Unsere thematischen Setzungen ab 2022 verjüngten unsere Publika und belebten die Neugier der Best Ager. Wir sahen infolgedessen neue Gesichter im Publikum, wir erschlossen neue Sendeformate in der ARD und im Deutschlandradio, wir wurden Referenz in medialen Debatten, in podcasts und social media und fanden Beachtung von der Süddeutschen Zeitung bis zur New York Times. Unsere thematische Sichtbarkeit entpuppte sich als bis dahin nicht gekannten Wirkungsfaktor. Auch unser musikästhetischer Schwenk zu einer ‚kundenfreundlicheren Moderne‘ – mit Genres wie Jazz, Filmmusik, new classics und der Reihe Schöne Töne in Kooperation mit einem Popsender – war erfolgreich, bescherte Beifallsstürme, Klickzahlen und Erträge, wie sie zeitgenössische Musik bei uns zuvor nicht erfuhr. Plötzlich wurden heutige Kompositionen emotional zugänglich für ein neugieriges Publikum. Ergebnis: Rekordauslastungen, volle Häuser, steigende Abonnentenzahlen. Und Drittmittel in erfreulicher Dichte und Höhe: das Auswärtige Amt und die Deutsche Welle unterstützten unser erinnerungskulturell und geopolitisch hoch aufgeladenes Konzert in Kiew/Babyn Yar wenige Monate vor Kriegsbeginn. Der Berliner Senat förderte das Flüchtlingsoratorium Émigré“, der Bund (BKM) die afrodiasporische Saison 25/26.

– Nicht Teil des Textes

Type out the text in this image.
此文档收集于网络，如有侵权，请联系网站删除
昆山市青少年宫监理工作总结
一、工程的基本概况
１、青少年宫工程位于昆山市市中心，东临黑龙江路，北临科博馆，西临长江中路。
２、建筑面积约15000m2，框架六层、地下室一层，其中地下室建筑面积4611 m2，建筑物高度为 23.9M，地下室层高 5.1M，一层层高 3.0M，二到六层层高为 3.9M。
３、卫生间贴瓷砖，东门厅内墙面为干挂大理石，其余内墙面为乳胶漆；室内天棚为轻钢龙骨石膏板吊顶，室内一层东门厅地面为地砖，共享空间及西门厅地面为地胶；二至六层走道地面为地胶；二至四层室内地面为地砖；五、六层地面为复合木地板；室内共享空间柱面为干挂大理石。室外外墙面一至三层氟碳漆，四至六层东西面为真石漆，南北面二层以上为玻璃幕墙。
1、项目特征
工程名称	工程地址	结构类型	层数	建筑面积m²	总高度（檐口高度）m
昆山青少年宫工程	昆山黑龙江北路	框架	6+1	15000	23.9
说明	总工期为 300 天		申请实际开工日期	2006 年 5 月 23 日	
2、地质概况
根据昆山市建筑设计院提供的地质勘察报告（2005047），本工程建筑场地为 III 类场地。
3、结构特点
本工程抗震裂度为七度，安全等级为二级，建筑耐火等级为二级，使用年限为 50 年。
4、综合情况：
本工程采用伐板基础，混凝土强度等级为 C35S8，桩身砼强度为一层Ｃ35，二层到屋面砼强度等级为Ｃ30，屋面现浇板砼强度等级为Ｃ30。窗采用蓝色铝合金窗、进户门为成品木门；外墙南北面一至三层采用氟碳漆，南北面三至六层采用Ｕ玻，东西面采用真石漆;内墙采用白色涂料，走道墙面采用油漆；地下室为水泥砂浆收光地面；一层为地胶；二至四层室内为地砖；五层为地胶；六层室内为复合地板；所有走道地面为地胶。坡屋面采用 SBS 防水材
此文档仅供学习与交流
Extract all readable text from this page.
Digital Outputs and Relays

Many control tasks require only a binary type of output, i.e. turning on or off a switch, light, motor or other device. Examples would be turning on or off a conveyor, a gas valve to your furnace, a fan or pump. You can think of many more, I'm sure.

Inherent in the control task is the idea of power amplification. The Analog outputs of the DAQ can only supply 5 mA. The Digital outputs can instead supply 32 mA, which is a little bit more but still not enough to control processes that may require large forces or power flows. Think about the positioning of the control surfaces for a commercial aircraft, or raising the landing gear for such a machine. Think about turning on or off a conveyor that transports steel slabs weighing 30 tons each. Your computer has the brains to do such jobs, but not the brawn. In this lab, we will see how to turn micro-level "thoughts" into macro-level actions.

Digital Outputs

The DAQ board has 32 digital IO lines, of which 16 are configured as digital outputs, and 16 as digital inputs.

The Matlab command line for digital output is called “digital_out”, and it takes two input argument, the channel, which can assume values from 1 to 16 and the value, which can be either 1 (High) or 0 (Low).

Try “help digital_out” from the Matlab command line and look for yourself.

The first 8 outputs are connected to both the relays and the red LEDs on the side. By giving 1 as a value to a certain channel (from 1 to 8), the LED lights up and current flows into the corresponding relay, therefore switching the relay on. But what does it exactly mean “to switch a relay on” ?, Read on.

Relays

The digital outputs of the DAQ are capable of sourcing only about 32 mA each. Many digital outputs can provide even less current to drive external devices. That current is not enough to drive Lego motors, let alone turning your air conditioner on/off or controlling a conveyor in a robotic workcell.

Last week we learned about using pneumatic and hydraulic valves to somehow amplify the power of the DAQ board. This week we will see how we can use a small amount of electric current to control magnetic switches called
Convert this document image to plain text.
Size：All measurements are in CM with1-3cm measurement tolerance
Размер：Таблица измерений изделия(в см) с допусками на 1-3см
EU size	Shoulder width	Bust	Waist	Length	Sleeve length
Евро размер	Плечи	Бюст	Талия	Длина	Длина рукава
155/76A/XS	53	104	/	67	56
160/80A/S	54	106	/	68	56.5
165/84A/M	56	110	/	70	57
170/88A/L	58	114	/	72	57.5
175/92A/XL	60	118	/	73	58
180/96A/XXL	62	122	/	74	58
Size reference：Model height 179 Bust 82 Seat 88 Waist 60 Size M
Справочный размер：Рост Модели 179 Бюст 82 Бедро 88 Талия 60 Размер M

Michael Blumenthal über Émigré

Es zeigt sich: Haltung zahlt sich aus. Nicht nur monetär. Politik, (auch) im Kontext klassisches Symphonieorchester, ist für mich daher ein strategischer Imperativ. Das DSO nutzte die Corona-Krise, um genau das zu zeigen. Können wir »Reißzahn«? In unserer Zeit, in der vieles ins Rutschen gerät, braucht es kulturelle Institutionen wie dieses Orchester, die Position beziehen und nicht zurückweichen. Die thematisieren, was gesellschaftspolitisch angezeigt ist. Die Lösungen versuchen. Diversifikation ist dabei alles. Denn, um es mit Henry Ford zu sagen: »Wer immer tut, was er schon kann, bleibt immer das, was er schon ist.«

Thomas Schmidt-Ott

Thomas Schmidt-Ott promovierte über amerikanisches Orchestermarketing, nachdem er in den Marketing- und Development-Abteilungen der Orchester in Boston und Los Angeles tätig gewesen war. Im Anschluss arbeitete er als Leitungsreferent Kultur im Berliner Senat und war Vorstandsvorsitzender der Brandenburgischen Sommerkonzerte. 2003 übernahm er die Position des Chefmanagers für die Orchester und den Chor des Bayerischen Rundfunks. 2007 wechselte er als Programmchef in das Start-up-Team von TUI Cruises. Im Jahr 2020 kehrte er – zum zweiten Mal in seiner Laufbahn – als Direktor zum Deutschen Symphonie-Orchester Berlin zurück, das er im Sommer dieses Jahres verlassen wird.